Re: Access multiple cluster

2016-12-05 Thread Steve Loughran
if the remote filesystem is visible from the other, than a different HDFS 
value, e.g hdfs://analytics:8000/historical/  can be used for reads & writes, 
even if your defaultFS (the one where you get max performance) is, say 
hdfs://processing:8000/

-performance will be slower, in both directions
-if you have a fast pipe between the two clusters, then a job with many 
executors may unintentionally saturate the network, leading to unhappy people 
elsewhere.
-you'd better have mutual trust at the kerberos layer. There's a configuration 
option (I forget its name) to give spark-submit a list of hdfs namenodes it 
will need to get tokens from. Unless your spark cluster is being launched with 
keytabs, you will need to list upfront all hdfs clusters your job intends to 
work with

On 4 Dec 2016, at 21:45, ayan guha 
> wrote:


Hi

Is it possible to access hive tables sitting on multiple clusters in a single 
spark application?

We have a data processing cluster and analytics cluster. I want to join a table 
from analytics cluster with another table in processing cluster and finally 
write back in analytics cluster.

Best
Ayan



Re: Access multiple cluster

2016-12-04 Thread ayan guha
Thank you guys. I will try JDBC route if I get access and let you know.
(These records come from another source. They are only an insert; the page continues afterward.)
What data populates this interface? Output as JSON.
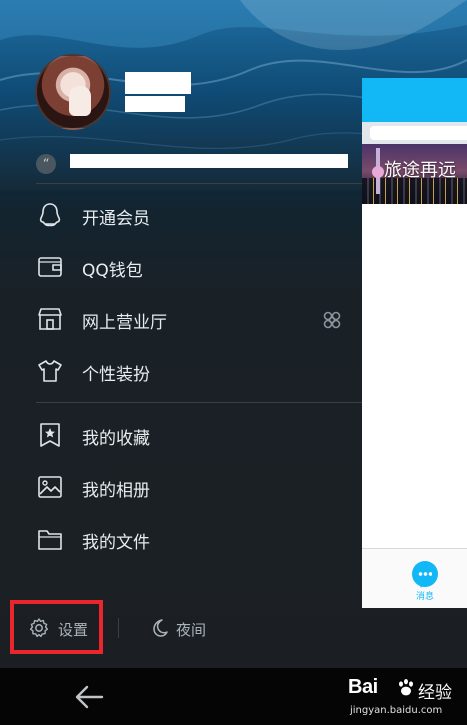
{
  "profile": {
    "avatar": "user-avatar"
  },
  "menu": {
    "items": [
      {
        "label": "开通会员",
        "icon": "penguin-icon"
      },
      {
        "label": "QQ钱包",
        "icon": "wallet-icon"
      },
      {
        "label": "网上营业厅",
        "icon": "storefront-icon",
        "trail_icon": "unicom-knot-icon"
      },
      {
        "label": "个性装扮",
        "icon": "tshirt-icon"
      },
      {
        "label": "我的收藏",
        "icon": "bookmark-star-icon"
      },
      {
        "label": "我的相册",
        "icon": "image-icon"
      },
      {
        "label": "我的文件",
        "icon": "folder-icon"
      }
    ]
  },
  "bottom": {
    "settings_label": "设置",
    "night_label": "夜间"
  },
  "main_peek": {
    "banner_title": "旅途再远",
    "tab_messages": "消息"
  },
  "watermark": {
    "brand": "Bai",
    "cn": "经验",
    "url": "jingyan.baidu.com"
  },
  "colors": {
    "accent_blue": "#12b7f5",
    "highlight_red": "#e8262b",
    "drawer_bg": "#1b1f23",
    "menu_text": "#e8ecef"
  }
}
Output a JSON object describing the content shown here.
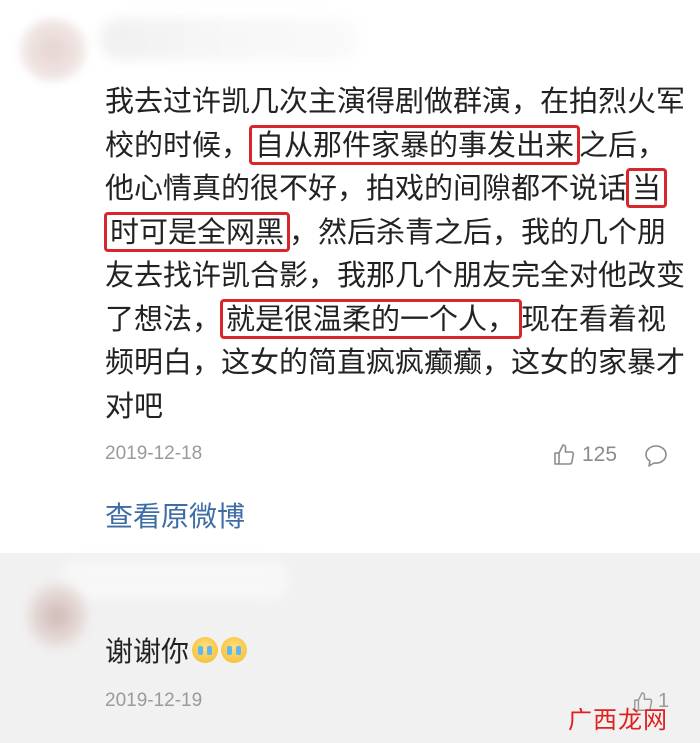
{
  "comment1": {
    "text_segments": [
      {
        "text": "我去过许凯几次主演得剧做群演，在拍烈火军校的时候，",
        "highlight": false
      },
      {
        "text": "自从那件家暴的事发出来",
        "highlight": true
      },
      {
        "text": "之后，他心情真的很不好，拍戏的间隙都不说话",
        "highlight": false
      },
      {
        "text": "当时可是全网黑",
        "highlight": true
      },
      {
        "text": "，然后杀青之后，我的几个朋友去找许凯合影，我那几个朋友完全对他改变了想法，",
        "highlight": false
      },
      {
        "text": "就是很温柔的一个人，",
        "highlight": true
      },
      {
        "text": "现在看着视频明白，这女的简直疯疯癫癫，这女的家暴才对吧",
        "highlight": false
      }
    ],
    "date": "2019-12-18",
    "like_count": "125",
    "view_original": "查看原微博"
  },
  "comment2": {
    "text": "谢谢你",
    "emojis": [
      "crying-emoji",
      "crying-emoji"
    ],
    "date": "2019-12-19",
    "like_count": "1"
  },
  "watermark": {
    "part1": "广西",
    "part2": "龙网"
  },
  "colors": {
    "highlight_border": "#d8262d",
    "link": "#3e6da6",
    "muted": "#9a9a9a"
  }
}
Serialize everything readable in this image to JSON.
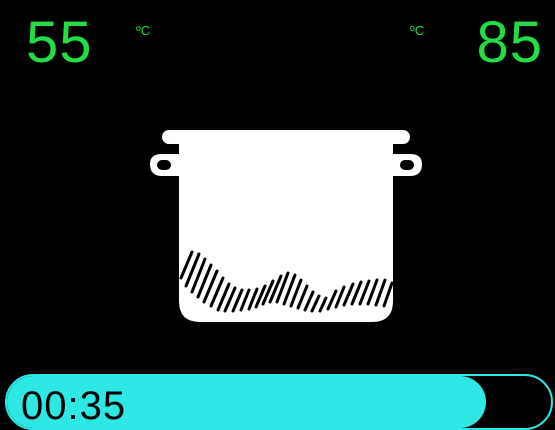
{
  "temperature": {
    "left": {
      "value": "55",
      "unit": "ºC"
    },
    "right": {
      "value": "85",
      "unit": "ºC"
    }
  },
  "pot": {
    "icon": "pot-icon"
  },
  "timer": {
    "time": "00:35",
    "progress_percent": 88
  },
  "colors": {
    "temperature": "#22dd44",
    "progress": "#2ee8e6",
    "background": "#000000",
    "pot": "#ffffff"
  }
}
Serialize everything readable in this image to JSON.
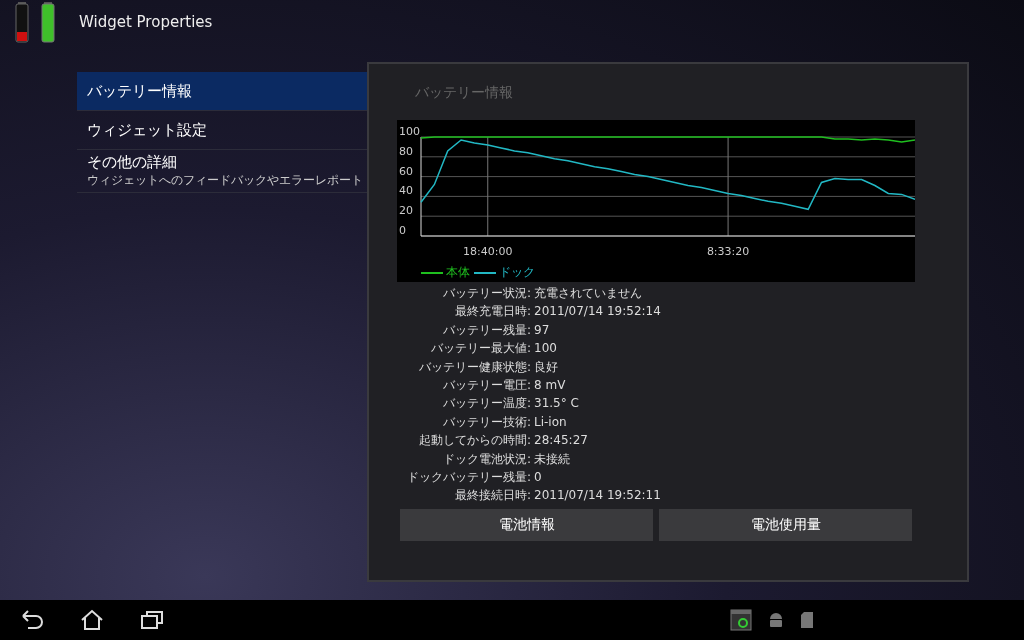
{
  "title_bar": {
    "title": "Widget Properties"
  },
  "sidebar": {
    "items": [
      {
        "title": "バッテリー情報",
        "selected": true
      },
      {
        "title": "ウィジェット設定",
        "selected": false
      },
      {
        "title": "その他の詳細",
        "subtitle": "ウィジェットへのフィードバックやエラーレポート",
        "selected": false
      }
    ]
  },
  "panel": {
    "heading": "バッテリー情報",
    "chart_data": {
      "type": "line",
      "categories": [
        null,
        null,
        null,
        null,
        null,
        "18:40:00",
        null,
        null,
        null,
        null,
        null,
        null,
        null,
        null,
        null,
        null,
        null,
        null,
        null,
        null,
        null,
        null,
        null,
        "8:33:20",
        null,
        null,
        null,
        null,
        null,
        null,
        null,
        null,
        null,
        null,
        null,
        null,
        null,
        null
      ],
      "ylim": [
        0,
        100
      ],
      "yticks": [
        0,
        20,
        40,
        60,
        80,
        100
      ],
      "grid": true,
      "legend": "bottom",
      "series": [
        {
          "name": "本体",
          "color": "#1fbf1f",
          "values": [
            99,
            100,
            100,
            100,
            100,
            100,
            100,
            100,
            100,
            100,
            100,
            100,
            100,
            100,
            100,
            100,
            100,
            100,
            100,
            100,
            100,
            100,
            100,
            100,
            100,
            100,
            100,
            100,
            100,
            100,
            100,
            98,
            98,
            97,
            98,
            97,
            95,
            97
          ]
        },
        {
          "name": "ドック",
          "color": "#22b8c4",
          "values": [
            34,
            52,
            86,
            97,
            94,
            92,
            89,
            86,
            84,
            81,
            78,
            76,
            73,
            70,
            68,
            65,
            62,
            60,
            57,
            54,
            51,
            49,
            46,
            43,
            41,
            38,
            35,
            33,
            30,
            27,
            54,
            58,
            57,
            57,
            51,
            43,
            42,
            37
          ]
        }
      ]
    },
    "info": [
      {
        "label": "バッテリー状況:",
        "value": "充電されていません"
      },
      {
        "label": "最終充電日時:",
        "value": "2011/07/14 19:52:14"
      },
      {
        "label": "バッテリー残量:",
        "value": "97"
      },
      {
        "label": "バッテリー最大値:",
        "value": "100"
      },
      {
        "label": "バッテリー健康状態:",
        "value": "良好"
      },
      {
        "label": "バッテリー電圧:",
        "value": "8 mV"
      },
      {
        "label": "バッテリー温度:",
        "value": "31.5° C"
      },
      {
        "label": "バッテリー技術:",
        "value": "Li-ion"
      },
      {
        "label": "起動してからの時間:",
        "value": "28:45:27"
      },
      {
        "label": "ドック電池状況:",
        "value": "未接続"
      },
      {
        "label": "ドックバッテリー残量:",
        "value": "0"
      },
      {
        "label": "最終接続日時:",
        "value": "2011/07/14 19:52:11"
      }
    ],
    "buttons": [
      "電池情報",
      "電池使用量"
    ]
  }
}
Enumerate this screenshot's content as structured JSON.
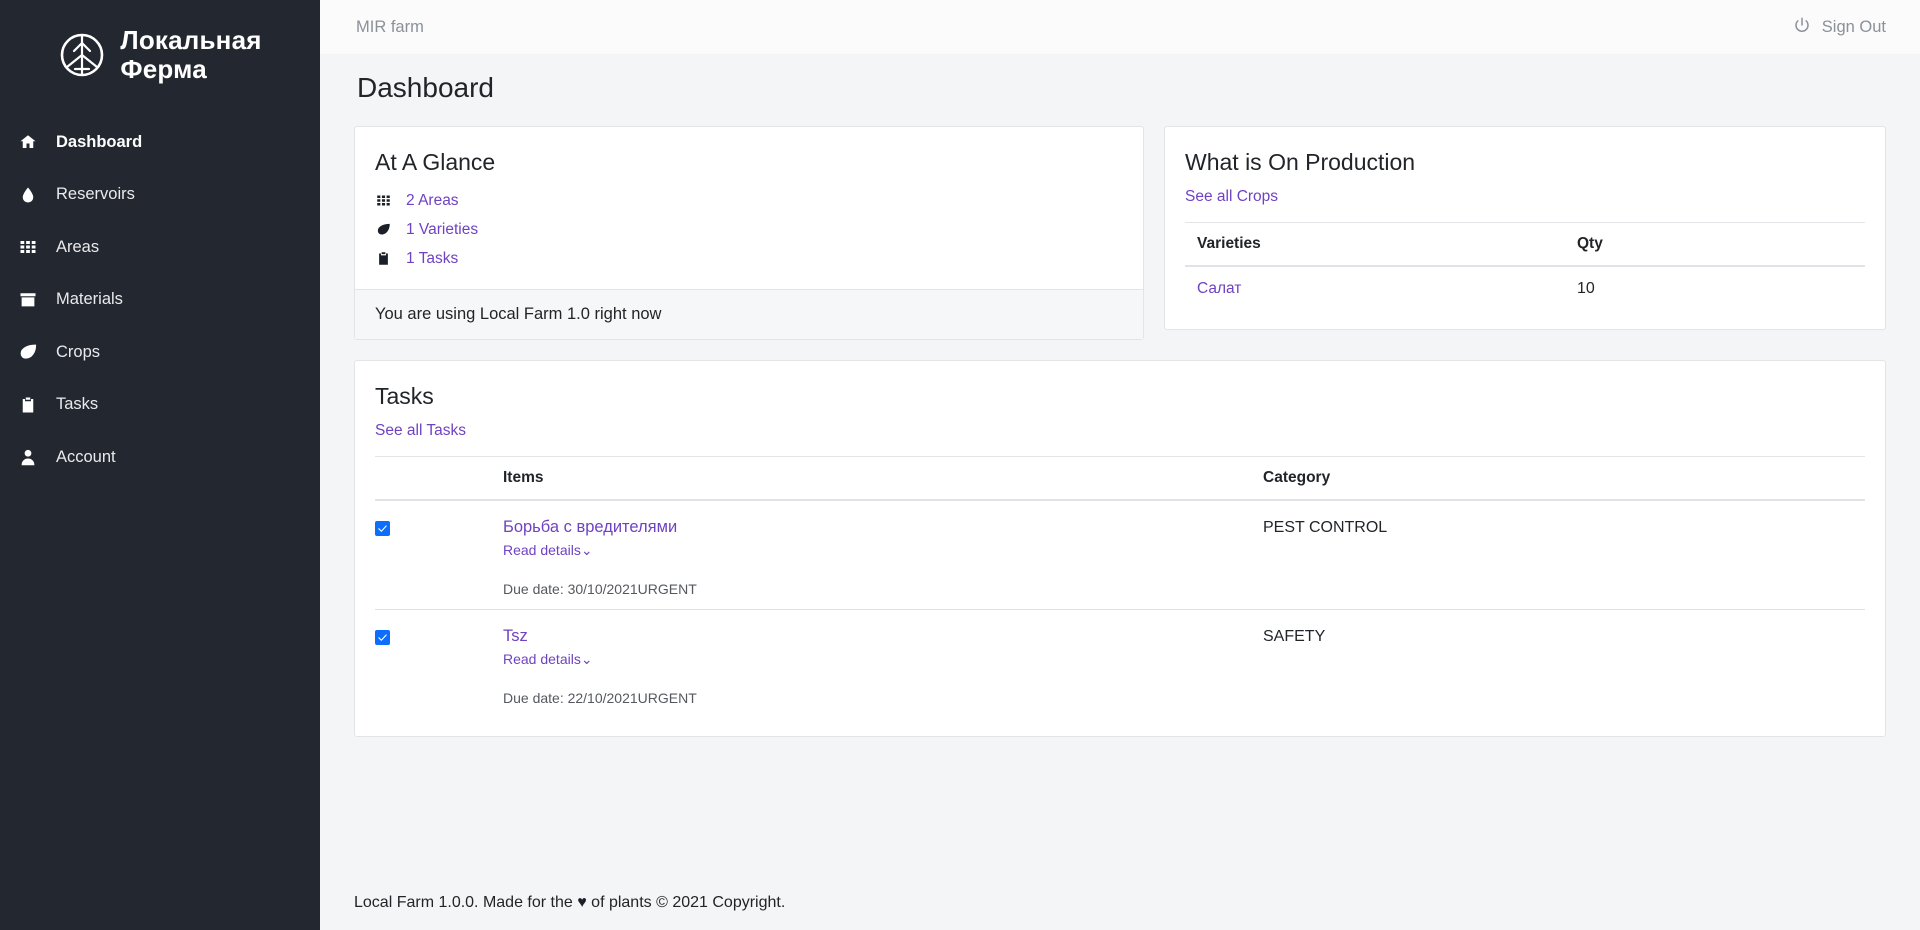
{
  "brand": {
    "name": "Локальная\nФерма",
    "logo_icon": "wheel-logo-icon"
  },
  "sidebar": {
    "items": [
      {
        "label": "Dashboard",
        "icon": "home-icon",
        "active": true
      },
      {
        "label": "Reservoirs",
        "icon": "water-drop-icon",
        "active": false
      },
      {
        "label": "Areas",
        "icon": "grid-icon",
        "active": false
      },
      {
        "label": "Materials",
        "icon": "archive-icon",
        "active": false
      },
      {
        "label": "Crops",
        "icon": "leaf-icon",
        "active": false
      },
      {
        "label": "Tasks",
        "icon": "clipboard-icon",
        "active": false
      },
      {
        "label": "Account",
        "icon": "user-icon",
        "active": false
      }
    ]
  },
  "topbar": {
    "farm_name": "MIR farm",
    "sign_out_label": "Sign Out",
    "sign_out_icon": "power-icon"
  },
  "page": {
    "title": "Dashboard"
  },
  "glance": {
    "title": "At A Glance",
    "items": [
      {
        "label": "2 Areas",
        "icon": "grid-icon"
      },
      {
        "label": "1 Varieties",
        "icon": "leaf-icon"
      },
      {
        "label": "1 Tasks",
        "icon": "clipboard-icon"
      }
    ],
    "footer_note": "You are using Local Farm 1.0 right now"
  },
  "production": {
    "title": "What is On Production",
    "see_all_label": "See all Crops",
    "columns": {
      "varieties": "Varieties",
      "qty": "Qty"
    },
    "rows": [
      {
        "variety": "Салат",
        "qty": "10"
      }
    ]
  },
  "tasks": {
    "title": "Tasks",
    "see_all_label": "See all Tasks",
    "columns": {
      "items": "Items",
      "category": "Category"
    },
    "rows": [
      {
        "name": "Борьба с вредителями",
        "read_details": "Read details",
        "due": "Due date: 30/10/2021URGENT",
        "category": "PEST CONTROL",
        "checked": true
      },
      {
        "name": "Tsz",
        "read_details": "Read details",
        "due": "Due date: 22/10/2021URGENT",
        "category": "SAFETY",
        "checked": true
      }
    ]
  },
  "footer": {
    "text_before": "Local Farm 1.0.0. Made for the ",
    "heart": "♥",
    "text_after": " of plants © 2021 Copyright."
  },
  "colors": {
    "sidebar_bg": "#232730",
    "page_bg": "#f4f5f6",
    "link_purple": "#6f42c1",
    "checkbox_blue": "#0d6efd",
    "muted_text": "#8a9199"
  }
}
On Mon, Dec 5, 2016 at 5:17 PM, Jörn Franke  wrote:

> If you do it frequently then you may simply copy the data to the
> processing cluster. Alternatively, you could create an external table in
> the processing cluster to the analytics cluster. However, this has to be
> supported by appropriate security configuration and might be less an
> efficient then copying the data.
>
> On 4 Dec 2016, at 22:45, ayan guha  wrote:
>
> Hi
>
> Is it possible to access hive tables sitting on multiple clusters in a
> single spark application?
>
> We have a data processing cluster and analytics cluster. I want to join a
> table from analytics cluster with another table in processing cluster and
> finally write back in analytics cluster.
>
> Best
> Ayan
>
>


-- 
Best Regards,
Ayan Guha


Re: Access multiple cluster

2016-12-04 Thread Jörn Franke
If you do it frequently then you may simply copy the data to the processing 
cluster. Alternatively, you could create an external table in the processing 
cluster to the analytics cluster. However, this has to be supported by 
appropriate security configuration and might be less an efficient then copying 
the data.

> On 4 Dec 2016, at 22:45, ayan guha  wrote:
> 
> Hi
> 
> Is it possible to access hive tables sitting on multiple clusters in a single 
> spark application?
> 
> We have a data processing cluster and analytics cluster. I want to join a 
> table from analytics cluster with another table in processing cluster and 
> finally write back in analytics cluster.
> 
> Best
> Ayan


Re: Access multiple cluster

2016-12-04 Thread Mich Talebzadeh
The only way I think of would be accessing Hive tables through their
respective thrift servers running on different clusters but not sure you
can do it within Spark. Basically two different JDBC connections.

HTH

Dr Mich Talebzadeh



LinkedIn * 
https://www.linkedin.com/profile/view?id=AAEWh2gBxianrbJd6zP6AcPCCdOABUrV8Pw
*



http://talebzadehmich.wordpress.com


*Disclaimer:* Use it at your own risk. Any and all responsibility for any
loss, damage or destruction of data or any other property which may arise
from relying on this email's technical content is explicitly disclaimed.
The author will in no case be liable for any monetary damages arising from
such loss, damage or destruction.



On 4 December 2016 at 21:45, ayan guha  wrote:

> Hi
>
> Is it possible to access hive tables sitting on multiple clusters in a
> single spark application?
>
> We have a data processing cluster and analytics cluster. I want to join a
> table from analytics cluster with another table in processing cluster and
> finally write back in analytics cluster.
>
> Best
> Ayan
>


Access multiple cluster

2016-12-04 Thread ayan guha
Hi

Is it possible to access hive tables sitting on multiple clusters in a
single spark application?

We have a data processing cluster and analytics cluster. I want to join a
table from analytics cluster with another table in processing cluster and
finally write back in analytics cluster.

Best
Ayan